Sometimes you win, Sometimes you lose. Highlight (Chapter 6-10)

My highlight for the second half of Harford's book is Chapter Seven "The Men Who Knew the Value of Nothing". The reason this section particularly grabbed my attention was two fold. First I'm a big fan of puzzle solving and problem construction, so as soon as I got into the Game Theory and Auction Theory parts of the chapter I was hooked.

I think the reason why this fascinates me so much is the whole idea of people trying to predict what others will do in a given situation and acting accordingly. Read this as poker or establishing auction roles or negotiations etc... Again, similar to my highlight for Chapters 1-5 it goes to the basis for what economists do, understanding your choices, those of others. And then tying it to personal economics by deciding how it can best serve your interest or on a more philanthropic level the economics of others.

I read this Chapter and started to think of it's relationship to establishing political policy, economic policy or any other sort of regulation. It comes down to understanding the entire scope of incentives available to everyone involved and what information they have available to them and should have. The chapter goes on to show the failure of not understanding the player's involved as well as what the benefits of successful outcomes can be and how games work to produce efficiency in the market and how they also fail to.

This leads me to more extended questions, "Can anyone who makes policy for a group for 'their benefit' (health care for example) be able to do it better then the market?" Well of course not, but when a corrupt or lopsided market system exists sometimes it's necessary.

I think it's funny when I see people play a game without reading the rules. It's important to be able to partcipate with a degree of skill that you know what you're doing and what others can do to you. This reminds me of the first time a pawn of mine was taken 'en passe' in chess. I eventually lost the game (I'm not a very good chess player anyhow), but more so it was an early lesson to me of how important it is to understand all the 'rules' of what you're into and the ramifications of what happens when you're not. It's a testimony to educating yourself and others.

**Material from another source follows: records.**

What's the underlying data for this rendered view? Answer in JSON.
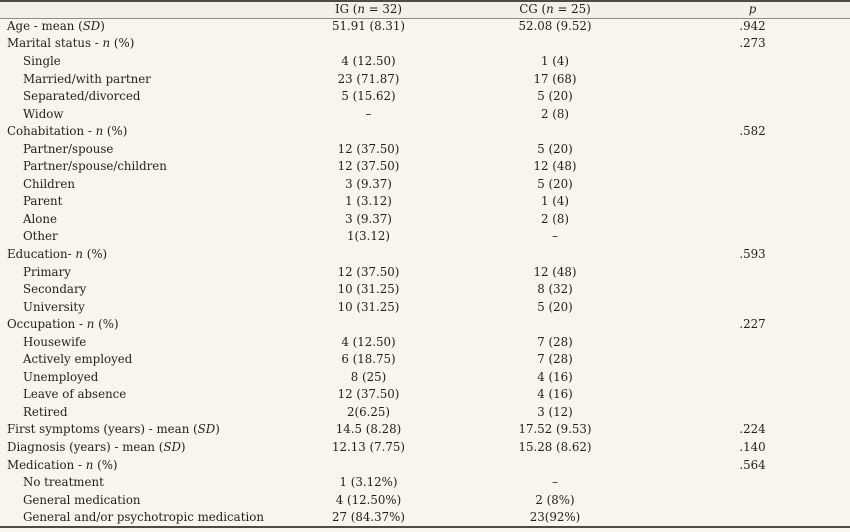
{
  "table": {
    "columns": [
      {
        "key": "label",
        "label": ""
      },
      {
        "key": "ig",
        "label": "IG (*n* = 32)"
      },
      {
        "key": "cg",
        "label": "CG (*n* = 25)"
      },
      {
        "key": "p",
        "label": "*p*"
      }
    ],
    "rows": [
      {
        "label": "Age - mean (*SD*)",
        "indent": false,
        "ig": "51.91 (8.31)",
        "cg": "52.08 (9.52)",
        "p": ".942"
      },
      {
        "label": "Marital status - *n* (%)",
        "indent": false,
        "ig": "",
        "cg": "",
        "p": ".273"
      },
      {
        "label": "Single",
        "indent": true,
        "ig": "4 (12.50)",
        "cg": "1 (4)",
        "p": ""
      },
      {
        "label": "Married/with partner",
        "indent": true,
        "ig": "23 (71.87)",
        "cg": "17 (68)",
        "p": ""
      },
      {
        "label": "Separated/divorced",
        "indent": true,
        "ig": "5 (15.62)",
        "cg": "5 (20)",
        "p": ""
      },
      {
        "label": "Widow",
        "indent": true,
        "ig": "–",
        "cg": "2 (8)",
        "p": ""
      },
      {
        "label": "Cohabitation - *n* (%)",
        "indent": false,
        "ig": "",
        "cg": "",
        "p": ".582"
      },
      {
        "label": "Partner/spouse",
        "indent": true,
        "ig": "12 (37.50)",
        "cg": "5 (20)",
        "p": ""
      },
      {
        "label": "Partner/spouse/children",
        "indent": true,
        "ig": "12 (37.50)",
        "cg": "12 (48)",
        "p": ""
      },
      {
        "label": "Children",
        "indent": true,
        "ig": "3 (9.37)",
        "cg": "5 (20)",
        "p": ""
      },
      {
        "label": "Parent",
        "indent": true,
        "ig": "1 (3.12)",
        "cg": "1 (4)",
        "p": ""
      },
      {
        "label": "Alone",
        "indent": true,
        "ig": "3 (9.37)",
        "cg": "2 (8)",
        "p": ""
      },
      {
        "label": "Other",
        "indent": true,
        "ig": "1(3.12)",
        "cg": "–",
        "p": ""
      },
      {
        "label": "Education- *n* (%)",
        "indent": false,
        "ig": "",
        "cg": "",
        "p": ".593"
      },
      {
        "label": "Primary",
        "indent": true,
        "ig": "12 (37.50)",
        "cg": "12 (48)",
        "p": ""
      },
      {
        "label": "Secondary",
        "indent": true,
        "ig": "10 (31.25)",
        "cg": "8 (32)",
        "p": ""
      },
      {
        "label": "University",
        "indent": true,
        "ig": "10 (31.25)",
        "cg": "5 (20)",
        "p": ""
      },
      {
        "label": "Occupation - *n* (%)",
        "indent": false,
        "ig": "",
        "cg": "",
        "p": ".227"
      },
      {
        "label": "Housewife",
        "indent": true,
        "ig": "4 (12.50)",
        "cg": "7 (28)",
        "p": ""
      },
      {
        "label": "Actively employed",
        "indent": true,
        "ig": "6 (18.75)",
        "cg": "7 (28)",
        "p": ""
      },
      {
        "label": "Unemployed",
        "indent": true,
        "ig": "8 (25)",
        "cg": "4 (16)",
        "p": ""
      },
      {
        "label": "Leave of absence",
        "indent": true,
        "ig": "12 (37.50)",
        "cg": "4 (16)",
        "p": ""
      },
      {
        "label": "Retired",
        "indent": true,
        "ig": "2(6.25)",
        "cg": "3 (12)",
        "p": ""
      },
      {
        "label": "First symptoms (years) - mean (*SD*)",
        "indent": false,
        "ig": "14.5 (8.28)",
        "cg": "17.52 (9.53)",
        "p": ".224"
      },
      {
        "label": "Diagnosis (years) - mean (*SD*)",
        "indent": false,
        "ig": "12.13 (7.75)",
        "cg": "15.28 (8.62)",
        "p": ".140"
      },
      {
        "label": "Medication - *n* (%)",
        "indent": false,
        "ig": "",
        "cg": "",
        "p": ".564"
      },
      {
        "label": "No treatment",
        "indent": true,
        "ig": "1 (3.12%)",
        "cg": "–",
        "p": ""
      },
      {
        "label": "General medication",
        "indent": true,
        "ig": "4 (12.50%)",
        "cg": "2 (8%)",
        "p": ""
      },
      {
        "label": "General and/or psychotropic medication",
        "indent": true,
        "ig": "27 (84.37%)",
        "cg": "23(92%)",
        "p": ""
      }
    ]
  },
  "colors": {
    "background": "#f9f5ed",
    "header_background": "#f4f0e8",
    "text": "#211f1c",
    "rule_heavy": "#4e4a44",
    "rule_light": "#918d85"
  }
}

The second more subtle part of it was the reinforcement of what Harford spoke to earlier in the book regarding the lopsided effect of asymmetric information. As we look at the examples of the auctions they worked properly when everyone was allowed to read the signals that were given out by the other participants and after the auction design team had been able to set up a game (a mini market) where all parties were open to the same rules, had the same information and protected themselves and all the parties involved.

2 comments:

Larry Eubanks said...

"but when a corrupt or lopsided market system exists"

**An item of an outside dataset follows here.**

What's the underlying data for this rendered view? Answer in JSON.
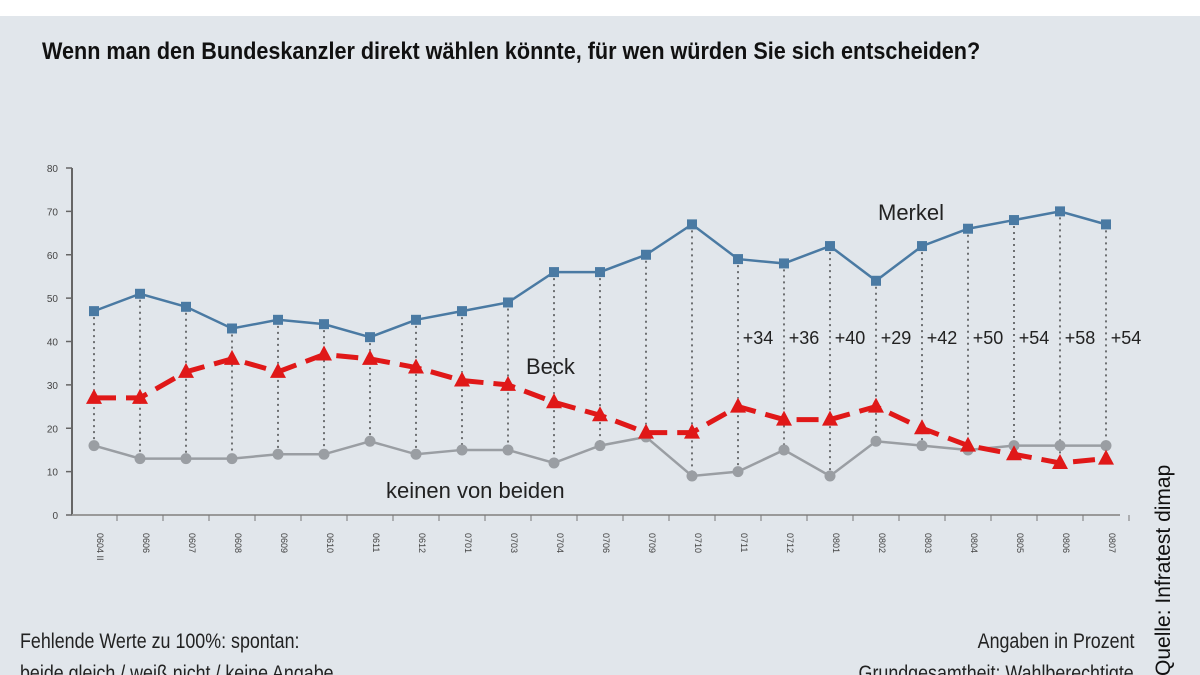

I don't think I know what a corrupt market system is, or what a lopsided market system is. Can you give illustrations?

I'm especially interested in the idea of a corrupt market because it seems to me "corruption" is a concept that applies to a political system and not a market system.

Douglas Loeper said...

Prf. Eubanks,

I was using the term corrupt in the idea of something not working as intended such as a corrupt file. I'm sure that there is a better term for what I was trying to indicate. I suppose what I was getting at was just a drastic market inefficiency.

An example of what I was getting at was the chapter Harford writes regarding the health care system in the United States. His example being of the asymmetric information involved and the cascading results that forces buyers and sellers out of the market, therefore the market does not as intended and it is corrupted from it's original intent.

With respect to the terminology I used for lopsided markets again I was more indicating a market inefficiency with lopsided surplus distribution between consumer and producer (monopolies, oligopolies etc.) Again I'm sure I just mislabeled something that already has a name.

Hopefully that explains my intent better.